[LLVMdev] LoopVectorizer in OpenCL C work group autovectorization

Fri Jan 25 12:38:42 PST 2013

Pekka, 

I am in favor of adding metadata to control different aspects of vectorization, mainly for supporting user-level pargmas [1] but also for DSLs. 
Before we start adding metadata to the IR we need to define the semantics of the tags. "Parallel_for" is too general. We also want to control vectorization factor, unroll factor, cost model, etc. 

Doug Gregor suggested to add the metadata to the branch instruction of the latch block in the loop. 

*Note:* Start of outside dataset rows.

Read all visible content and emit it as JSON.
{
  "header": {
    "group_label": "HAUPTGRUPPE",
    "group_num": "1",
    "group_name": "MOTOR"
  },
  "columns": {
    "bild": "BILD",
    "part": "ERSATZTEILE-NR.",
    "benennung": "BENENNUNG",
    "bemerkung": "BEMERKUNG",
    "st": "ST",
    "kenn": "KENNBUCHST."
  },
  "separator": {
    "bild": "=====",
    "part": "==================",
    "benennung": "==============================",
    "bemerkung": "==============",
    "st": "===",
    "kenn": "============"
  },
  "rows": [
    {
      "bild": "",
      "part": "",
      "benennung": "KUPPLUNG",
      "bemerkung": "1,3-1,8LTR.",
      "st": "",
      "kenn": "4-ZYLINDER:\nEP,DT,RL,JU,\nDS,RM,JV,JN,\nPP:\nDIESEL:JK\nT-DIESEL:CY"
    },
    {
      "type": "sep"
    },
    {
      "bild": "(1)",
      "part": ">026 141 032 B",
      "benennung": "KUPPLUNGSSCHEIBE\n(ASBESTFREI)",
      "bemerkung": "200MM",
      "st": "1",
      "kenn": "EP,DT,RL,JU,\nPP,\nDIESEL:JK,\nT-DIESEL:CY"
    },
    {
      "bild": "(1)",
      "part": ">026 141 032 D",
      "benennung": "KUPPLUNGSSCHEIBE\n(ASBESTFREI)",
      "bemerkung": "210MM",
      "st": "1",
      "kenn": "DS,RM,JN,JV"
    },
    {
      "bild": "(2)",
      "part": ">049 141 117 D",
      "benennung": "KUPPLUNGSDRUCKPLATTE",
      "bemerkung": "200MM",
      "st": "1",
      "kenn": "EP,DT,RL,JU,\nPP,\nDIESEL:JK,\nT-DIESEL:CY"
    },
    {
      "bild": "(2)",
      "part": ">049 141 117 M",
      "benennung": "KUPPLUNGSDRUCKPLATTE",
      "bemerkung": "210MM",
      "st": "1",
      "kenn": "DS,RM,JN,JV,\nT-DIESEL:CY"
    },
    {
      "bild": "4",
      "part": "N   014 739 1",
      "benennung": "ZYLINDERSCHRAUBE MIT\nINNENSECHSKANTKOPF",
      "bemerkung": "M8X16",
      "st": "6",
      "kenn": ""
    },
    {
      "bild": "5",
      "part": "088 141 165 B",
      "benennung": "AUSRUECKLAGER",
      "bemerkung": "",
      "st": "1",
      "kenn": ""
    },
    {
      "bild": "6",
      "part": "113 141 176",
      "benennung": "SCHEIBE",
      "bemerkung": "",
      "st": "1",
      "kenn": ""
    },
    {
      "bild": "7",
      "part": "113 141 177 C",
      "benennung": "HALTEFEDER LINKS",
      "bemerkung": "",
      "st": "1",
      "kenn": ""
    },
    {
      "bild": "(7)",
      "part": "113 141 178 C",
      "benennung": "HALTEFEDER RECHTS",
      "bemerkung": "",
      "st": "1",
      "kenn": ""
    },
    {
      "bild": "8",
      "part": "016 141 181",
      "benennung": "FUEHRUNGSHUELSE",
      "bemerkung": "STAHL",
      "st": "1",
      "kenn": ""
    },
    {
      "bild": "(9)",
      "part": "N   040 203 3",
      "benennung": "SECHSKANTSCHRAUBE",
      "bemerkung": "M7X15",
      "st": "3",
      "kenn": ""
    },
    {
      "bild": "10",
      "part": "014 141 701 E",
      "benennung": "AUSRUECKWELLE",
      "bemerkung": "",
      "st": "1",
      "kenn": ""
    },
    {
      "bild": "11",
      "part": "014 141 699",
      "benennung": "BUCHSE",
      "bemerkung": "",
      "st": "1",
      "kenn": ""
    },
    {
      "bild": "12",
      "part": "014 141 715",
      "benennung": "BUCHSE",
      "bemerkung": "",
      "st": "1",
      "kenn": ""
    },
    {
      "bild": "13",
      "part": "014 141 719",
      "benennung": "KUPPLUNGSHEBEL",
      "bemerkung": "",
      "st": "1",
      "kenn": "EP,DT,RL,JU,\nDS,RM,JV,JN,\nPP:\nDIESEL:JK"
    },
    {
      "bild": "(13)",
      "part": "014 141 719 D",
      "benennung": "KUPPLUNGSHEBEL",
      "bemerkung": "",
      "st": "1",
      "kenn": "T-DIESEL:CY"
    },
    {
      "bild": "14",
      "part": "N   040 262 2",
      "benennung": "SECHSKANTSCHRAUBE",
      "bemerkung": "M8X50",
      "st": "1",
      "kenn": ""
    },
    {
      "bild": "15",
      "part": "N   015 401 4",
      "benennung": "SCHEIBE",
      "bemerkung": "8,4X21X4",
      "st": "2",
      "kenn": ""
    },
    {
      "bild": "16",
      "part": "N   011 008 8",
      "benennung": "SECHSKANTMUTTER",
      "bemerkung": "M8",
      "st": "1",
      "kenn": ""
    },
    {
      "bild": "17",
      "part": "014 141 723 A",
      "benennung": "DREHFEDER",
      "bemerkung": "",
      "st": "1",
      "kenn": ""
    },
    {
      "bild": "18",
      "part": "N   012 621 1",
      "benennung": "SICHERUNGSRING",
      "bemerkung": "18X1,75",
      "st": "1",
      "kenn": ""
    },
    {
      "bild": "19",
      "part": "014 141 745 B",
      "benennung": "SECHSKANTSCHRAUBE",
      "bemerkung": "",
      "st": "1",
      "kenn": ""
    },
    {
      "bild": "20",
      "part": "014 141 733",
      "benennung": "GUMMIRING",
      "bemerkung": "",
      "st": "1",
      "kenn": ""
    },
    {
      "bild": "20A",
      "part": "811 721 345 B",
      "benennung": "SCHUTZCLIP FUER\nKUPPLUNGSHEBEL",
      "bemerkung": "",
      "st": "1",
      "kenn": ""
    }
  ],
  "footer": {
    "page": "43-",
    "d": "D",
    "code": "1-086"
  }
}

My main concern is that your approach for vectorizing OpenCL is wrong. OpenCL was designed for SPMD/outer-loop vectorization and any good OpenCL vectorizer should be able to vectorize 100% of the workloads.  The Loop Vectorizer vectorizes innermost loops only. It has a completely different cost model and legality checks. You also have no use for reduction variables, reverse iterators, etc. If all you are interested in is the widening of instructions then you can easily implement it.  

- Nadav

[1] http://software.intel.com/en-us/articles/vectorization-with-the-intel-compilers-part-i

On Jan 25, 2013, at 9:16 AM, Pekka Jääskeläinen <pekka.jaaskelainen at tut.fi> wrote:

> On 01/25/2013 04:21 PM, Hal Finkel wrote:
>> My point is that I specifically think that you should try it. I'm curious
>> to see how what you come up with might apply to other use cases as well.
> 
> OK, attached is the first quick attempt towards this. I'm not
> proposing committing this, but would like to get comments
> to possibly move towards something committable.
> 
> It simply looks for a metadata named 'parallel_for' in any of the
> instructions in the loop's header and assumes the loop is a parallel
> one if such is found. This metadata is added by the pocl's wiloops
> generation routine. It passes the pocl test suite when enabled but
> probably cannot vectorize many kernels (at least) due to the missing
> intra-kernel vector scalarizer.
> 
> Some known problems that need addressing:
> 
> - Metadata can only be attached to Instructions (not Loops or even
>  BasicBlocks), therefore the brute force approach of marking all
>  instructions in the header BB in hopes of that optimizers
>  might retain at least one of them. E.g., a special intrinsics call
>  might be a better solution.
> 
> - The loop header can be potentially shared with multilevel loops where the
>  outer or inner levels might not be parallel. Not a problem in the pocl use
>  case as the wiloops are fully parallel at all the three levels, but needs
>  to be sorted out in a general solution.
> 
>  Perhaps it would be better to attach the metadata to the iteration
>  count increment/check instruction(s) or similar to better identify the
>  parallel (for) loop in question.
> 
> - Are there optimizations that might push code *illegally* to the parallel
>  loop from the outside of it? If there's, e.g., a non-parallel loop inside
>  a parallel loop, loop invariant code motion might move code from the
>  inner loop to the parallel loop's body. That should be a safe optimization,
>  to my understanding (it preservers the ordering semantics), but I wonder if
>  there are others that might cause breakage.
> 
> -- 
> Pekka
> <llvm-3.3-loopvectorizer-parallel_for-metadata-detection.patch>